Back in 1985, the bidding for the cable TV franchise in the nation's capital brought out 100 brave entrepreneurs who invested $1.4 million in a company called District Cablevision. In November 1999, those selfless risk-takers finally cashed out. When the register stopped cha-chinging, they had ended up with $41 million–a whopping 29-to-1 markup. To understand just how fat a return that is, consider that over the same time the S&P 500 has grown a relatively lean 7-to-1.
To get into a deal as superb as the District Cablevision scam, you had to know someone. To be precise, you had to know Mayor Marion Barry–and know him well. The District Cablevision "investment team" included Barry's advisers, friends in government, pals in business, and associates in politics–including a city department head, a Democratic National Committee member, and a big contributor to the mayor's campaigns.
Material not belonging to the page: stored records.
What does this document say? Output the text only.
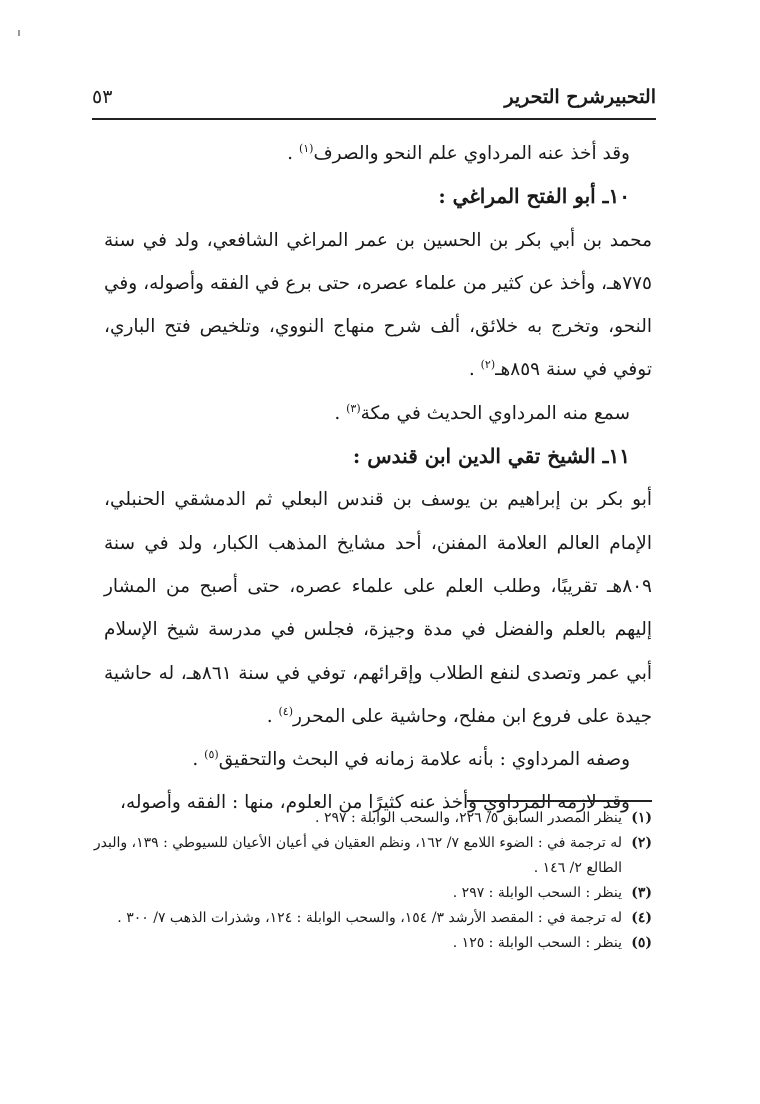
التحبيرشرح التحرير
٥٣

وقد أخذ عنه المرداوي علم النحو والصرف$^{(١)}$ .

١٠ـ أبو الفتح المراغي :

محمد بن أبي بكر بن الحسين بن عمر المراغي الشافعي، ولد في سنة ٧٧٥هـ، وأخذ عن كثير من علماء عصره، حتى برع في الفقه وأصوله، وفي النحو، وتخرج به خلائق، ألف شرح منهاج النووي، وتلخيص فتح الباري، توفي في سنة ٨٥٩هـ$^{(٢)}$ .

سمع منه المرداوي الحديث في مكة$^{(٣)}$ .

١١ـ الشيخ تقي الدين ابن قندس :

أبو بكر بن إبراهيم بن يوسف بن قندس البعلي ثم الدمشقي الحنبلي، الإمام العالم العلامة المفنن، أحد مشايخ المذهب الكبار، ولد في سنة ٨٠٩هـ تقريبًا، وطلب العلم على علماء عصره، حتى أصبح من المشار إليهم بالعلم والفضل في مدة وجيزة، فجلس في مدرسة شيخ الإسلام أبي عمر وتصدى لنفع الطلاب وإقرائهم، توفي في سنة ٨٦١هـ، له حاشية جيدة على فروع ابن مفلح، وحاشية على المحرر$^{(٤)}$ .

وصفه المرداوي : بأنه علامة زمانه في البحث والتحقيق$^{(٥)}$ .

وقد لازمه المرداوي وأخذ عنه كثيرًا من العلوم، منها : الفقه وأصوله،

(١)
ينظر المصدر السابق ٥/ ٢٢٦، والسحب الوابلة : ٢٩٧ .
(٢)
له ترجمة في : الضوء اللامع ٧/ ١٦٢، ونظم العقيان في أعيان الأعيان للسيوطي : ١٣٩، والبدر الطالع ٢/ ١٤٦ .
(٣)
ينظر : السحب الوابلة : ٢٩٧ .
(٤)
له ترجمة في : المقصد الأرشد ٣/ ١٥٤، والسحب الوابلة : ١٢٤، وشذرات الذهب ٧/ ٣٠٠ .
(٥)
ينظر : السحب الوابلة : ١٢٥ .
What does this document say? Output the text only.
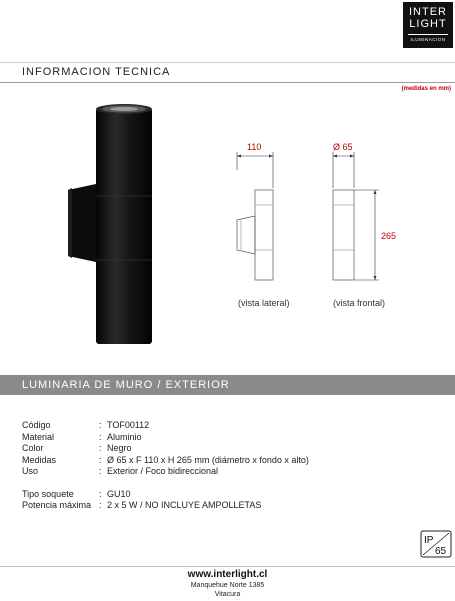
INTER
LIGHT
ILUMINACION
INFORMACION TECNICA
(medidas en mm)
110	Ø 65
265
(vista lateral)	(vista frontal)
LUMINARIA DE MURO / EXTERIOR
Código	: TOF00112
Material	: Aluminio
Color	: Negro
Medidas	: Ø 65 x F 110 x H 265 mm (diámetro x fondo x alto)
Uso	: Exterior / Foco bidireccional
Tipo soquete	: GU10
Potencia máxima : 2 x 5 W / NO INCLUYE AMPOLLETAS
IP
65
www.interlight.cl
Manquehue Norte 1385
Vitacura
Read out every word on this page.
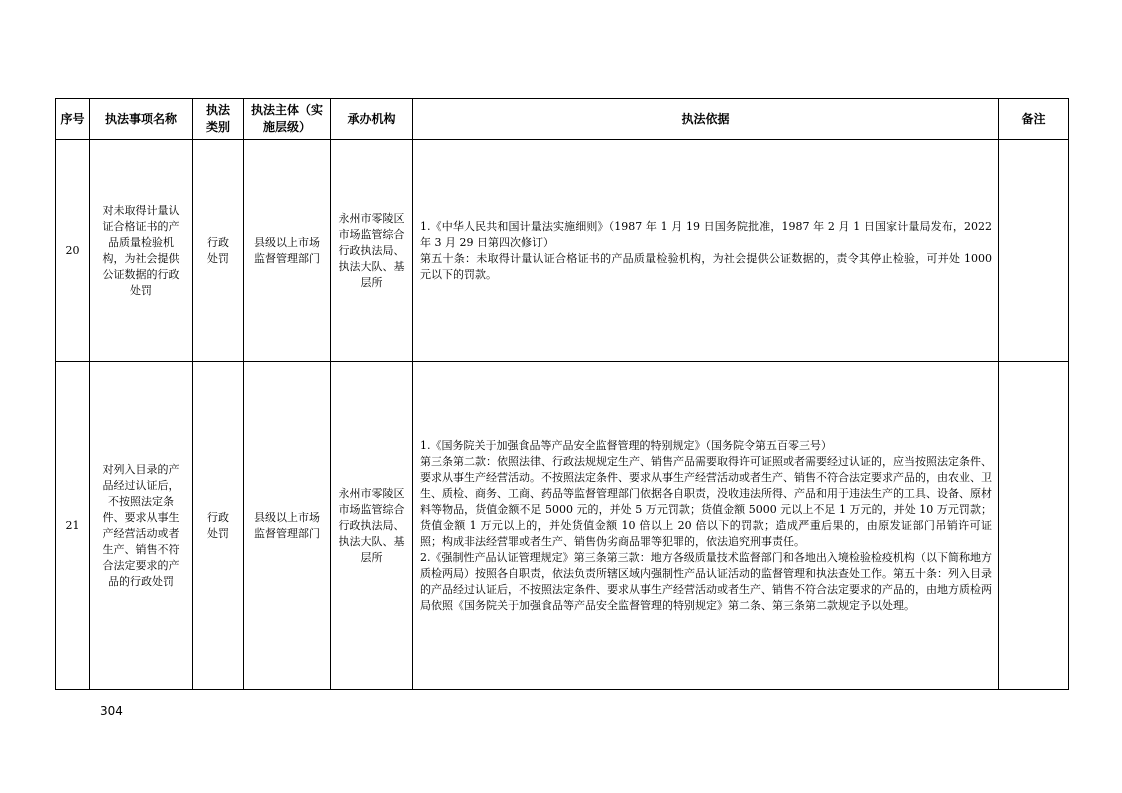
序号	执法事项名称	执法类别	执法主体（实施层级）	承办机构	执法依据	备注

20	对未取得计量认证合格证书的产品质量检验机构，为社会提供公证数据的行政处罚	行政处罚	县级以上市场监督管理部门	永州市零陵区市场监管综合行政执法局、执法大队、基层所	1.《中华人民共和国计量法实施细则》（1987 年 1 月 19 日国务院批准，1987 年 2 月 1 日国家计量局发布，2022 年 3 月 29 日第四次修订）

第五十条：未取得计量认证合格证书的产品质量检验机构，为社会提供公证数据的，责令其停止检验，可并处 1000 元以下的罚款。	

21	对列入目录的产品经过认证后，不按照法定条件、要求从事生产经营活动或者生产、销售不符合法定要求的产品的行政处罚	行政处罚	县级以上市场监督管理部门	永州市零陵区市场监管综合行政执法局、执法大队、基层所	1.《国务院关于加强食品等产品安全监督管理的特别规定》（国务院令第五百零三号）

第三条第二款：依照法律、行政法规规定生产、销售产品需要取得许可证照或者需要经过认证的，应当按照法定条件、要求从事生产经营活动。不按照法定条件、要求从事生产经营活动或者生产、销售不符合法定要求产品的，由农业、卫生、质检、商务、工商、药品等监督管理部门依据各自职责，没收违法所得、产品和用于违法生产的工具、设备、原材料等物品，货值金额不足 5000 元的，并处 5 万元罚款；货值金额 5000 元以上不足 1 万元的，并处 10 万元罚款；货值金额 1 万元以上的，并处货值金额 10 倍以上 20 倍以下的罚款；造成严重后果的，由原发证部门吊销许可证照；构成非法经营罪或者生产、销售伪劣商品罪等犯罪的，依法追究刑事责任。

2.《强制性产品认证管理规定》第三条第三款：地方各级质量技术监督部门和各地出入境检验检疫机构（以下简称地方质检两局）按照各自职责，依法负责所辖区域内强制性产品认证活动的监督管理和执法查处工作。第五十条：列入目录的产品经过认证后，不按照法定条件、要求从事生产经营活动或者生产、销售不符合法定要求的产品的，由地方质检两局依照《国务院关于加强食品等产品安全监督管理的特别规定》第二条、第三条第二款规定予以处理。	

304
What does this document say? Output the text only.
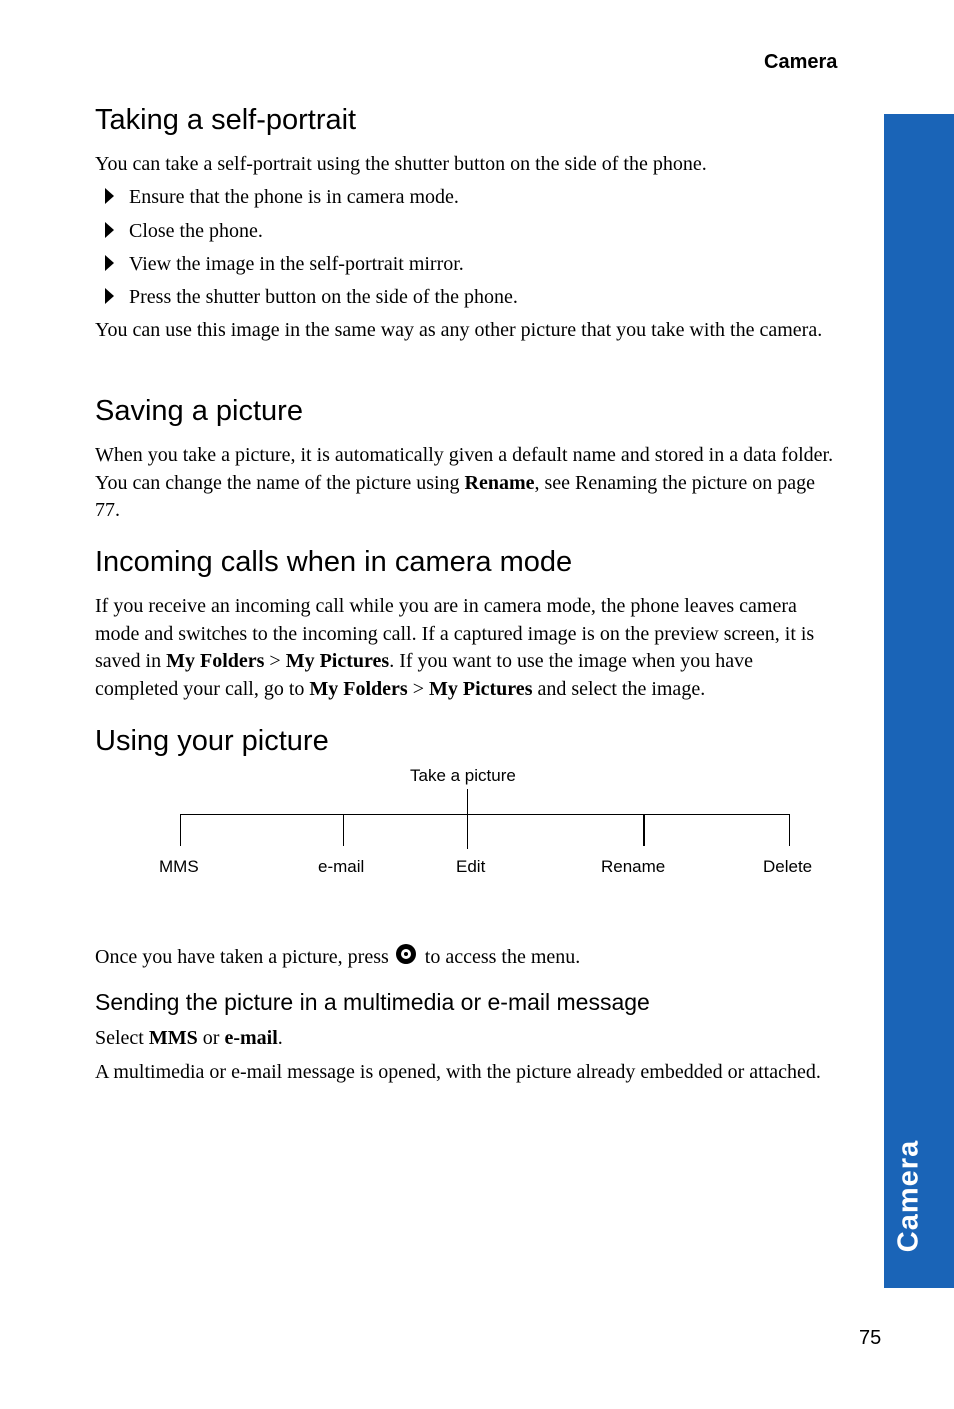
Camera
Camera
Taking a self-portrait

You can take a self-portrait using the shutter button on the side of the phone.

Ensure that the phone is in camera mode.
Close the phone.
View the image in the self-portrait mirror.
Press the shutter button on the side of the phone.

You can use this image in the same way as any other picture that you take with the camera.

Saving a picture

When you take a picture, it is automatically given a default name and stored in a data folder. You can change the name of the picture using Rename, see Renaming the picture on page 77.

Incoming calls when in camera mode

If you receive an incoming call while you are in camera mode, the phone leaves camera mode and switches to the incoming call. If a captured image is on the preview screen, it is saved in My Folders > My Pictures. If you want to use the image when you have completed your call, go to My Folders > My Pictures and select the image.

Using your picture
Take a picture
MMS	e-mail	Edit	Rename	Delete

Once you have taken a picture, press  to access the menu.

Sending the picture in a multimedia or e-mail message

Select MMS or e-mail.

A multimedia or e-mail message is opened, with the picture already embedded or attached.

75
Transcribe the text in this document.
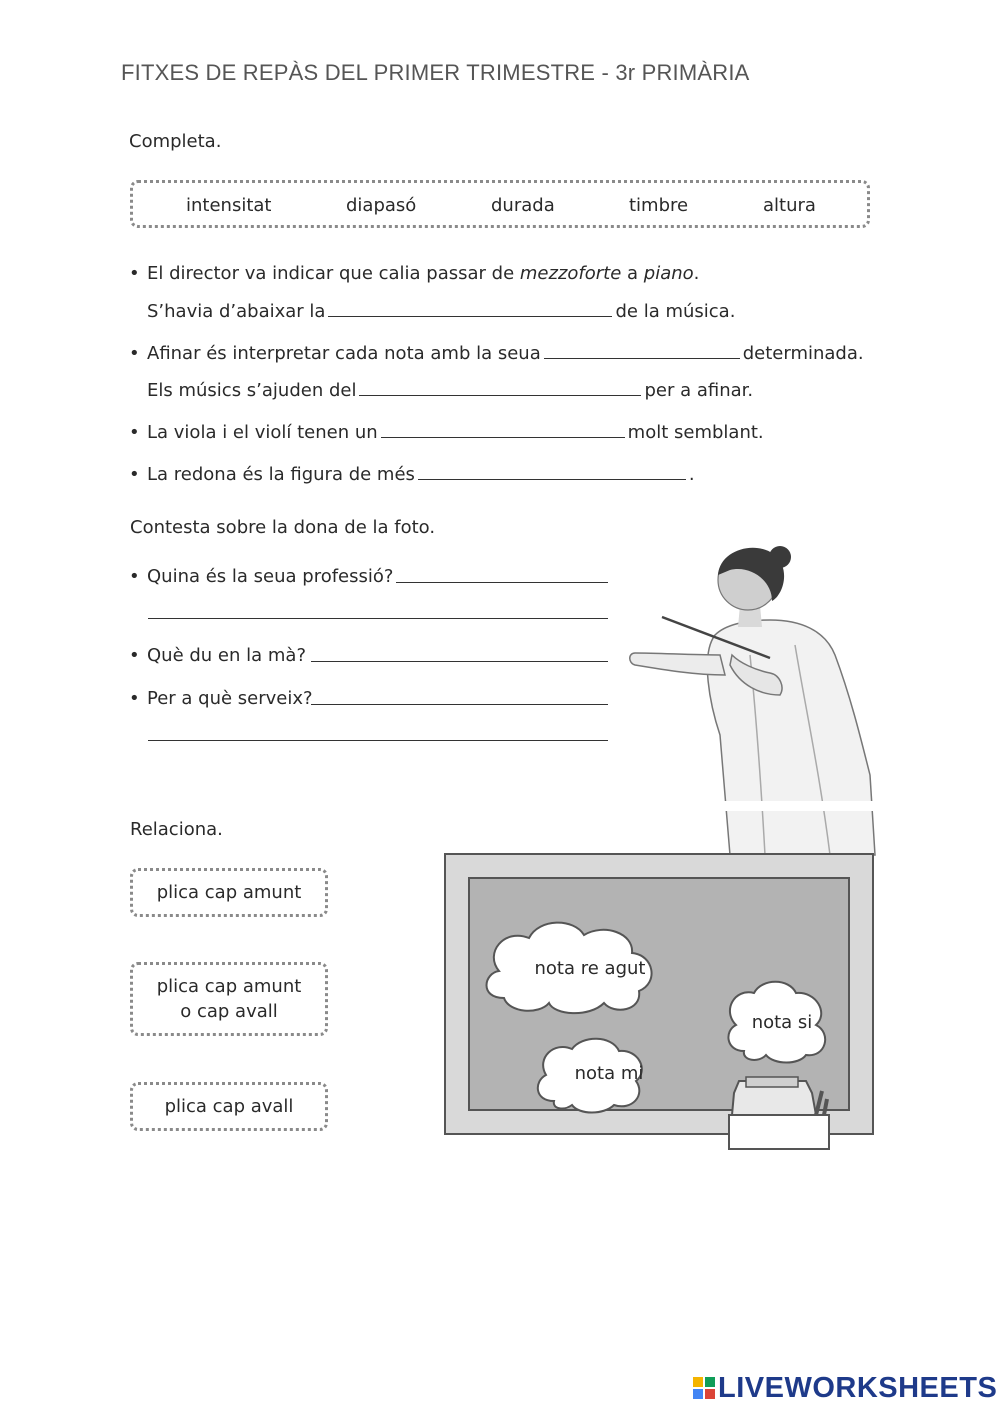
FITXES DE REPÀS DEL PRIMER TRIMESTRE - 3r PRIMÀRIA
Completa.
intensitat	diapasó	durada	timbre	altura
• El director va indicar que calia passar de mezzoforte a piano.
S’havia d’abaixar la	de la música.
• Afinar és interpretar cada nota amb la seua	determinada.
Els músics s’ajuden del	per a afinar.
• La viola i el violí tenen un	molt semblant.
• La redona és la figura de més	.
Contesta sobre la dona de la foto.
• Quina és la seua professió?
• Què du en la mà?
• Per a què serveix?
Relaciona.
plica cap amunt
plica cap amunt
o cap avall
plica cap avall
nota re agut
nota si
nota mi
LIVEWORKSHEETS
These important folks were given 25 percent of the District Cablevision franchise, a $130-million investment, in exchange for about 1 percent of the actual capital cost.
This sort of deal–typical of the arrangements that helped wire America for cable–sanctioned a form of graft in the name of "the public interest." In the late 1970s, when the feds finally allowed cities to issue cable franchises, it took only an instant for local bigwigs and cable operators to realize that they could combine forces and end up really rich.
The key was monopoly–not the Microsoft variety, hashed out in a competitive marketplace, but the real thing, the government-granted-and-enforced type. Cities had the legal authority to control access to municipal rights of way. They seized the opportunity to block multiple cable companies from entering town and gaining market share through open and fair competition. Instead, municipal franchising authorities were commissioned to select a sole licensee who would best serve the public. (Technically, these firms were issued "nonexclusive" franchises, meaning that other companies could theoretically get licenses of their own and compete. I personally know individuals who have spent more than a decade trying to get a second "nonexclusive" franchise. And who have won a Supreme Court case. And still haven't gotten City Hall to issue that franchise.)
To be sure, monopoly franchises were a tough sell. There had to be a cover story, a "public interest" reason why rivals should be blocked from risking private capital in pursuit of customers. The favored rationale: Cable was a "natural monopoly," and hence competition could not be sustained. Only local government was in perfect position to extract promises from franchisees–low prices, excellent service, state-of-the-art technology, "free" infrastructure for schools and libraries.
To get the franchise, cable companies would set up a dummy corporation and issue 20 percent of the stock to "rent-a-citizens," local investors selected for their influence with the mayor and city council. (In D.C., the local distribution was 25 percent, perhaps owing to the area's greater sophistication in such matters.)
The companies did in fact make promises to get the franchises. Big, fat, juicy promises. District Cablevision, for instance, pledged to provide 78 channels of programming, an "Information-net" for local government, quick implementation, and low prices. And, of course, it promised to keep control local, running the system with minority investors who were active in the community.
So what happened once District Cablevision won the franchise? Within two months the company came back to the city council to renegotiate its terms. The system was quickly sold to TCI, the world's largest cable firm, and the photo ops with local African-American "owners" quickly faded into the misty watercolors of the parent corporation's annual report. The system took forever to construct; nearly half the city still could not get cable service into the 1990s. The I-net has never been built, and the bargain prices never materialized–rates began at nearly double the promised level. Even today, some 15 years and generations of telecommunications technology later, the system boasts less capacity than originally promised.
That's the sizzling performance that led to the 29-to-1 return. With the sale of TCI to AT&T in 1999, the Courageous 100 lined up to cash in. As per the terms of the deal, they needed the city council's permission to sell. According to all reports, the city council was outraged–at the decade-plus of broken promises, the years of abysmal service, the shoddy technology, the rising prices, and the arrogant attitude that have made "District Cablevision" a swear word throughout the city.
So how did the council vent its righteous anger? In a way that seems a fitting end to an affair conducted not merely in the name of but at the expense of the public. The council approved the franchise transfer in a unanimous vote.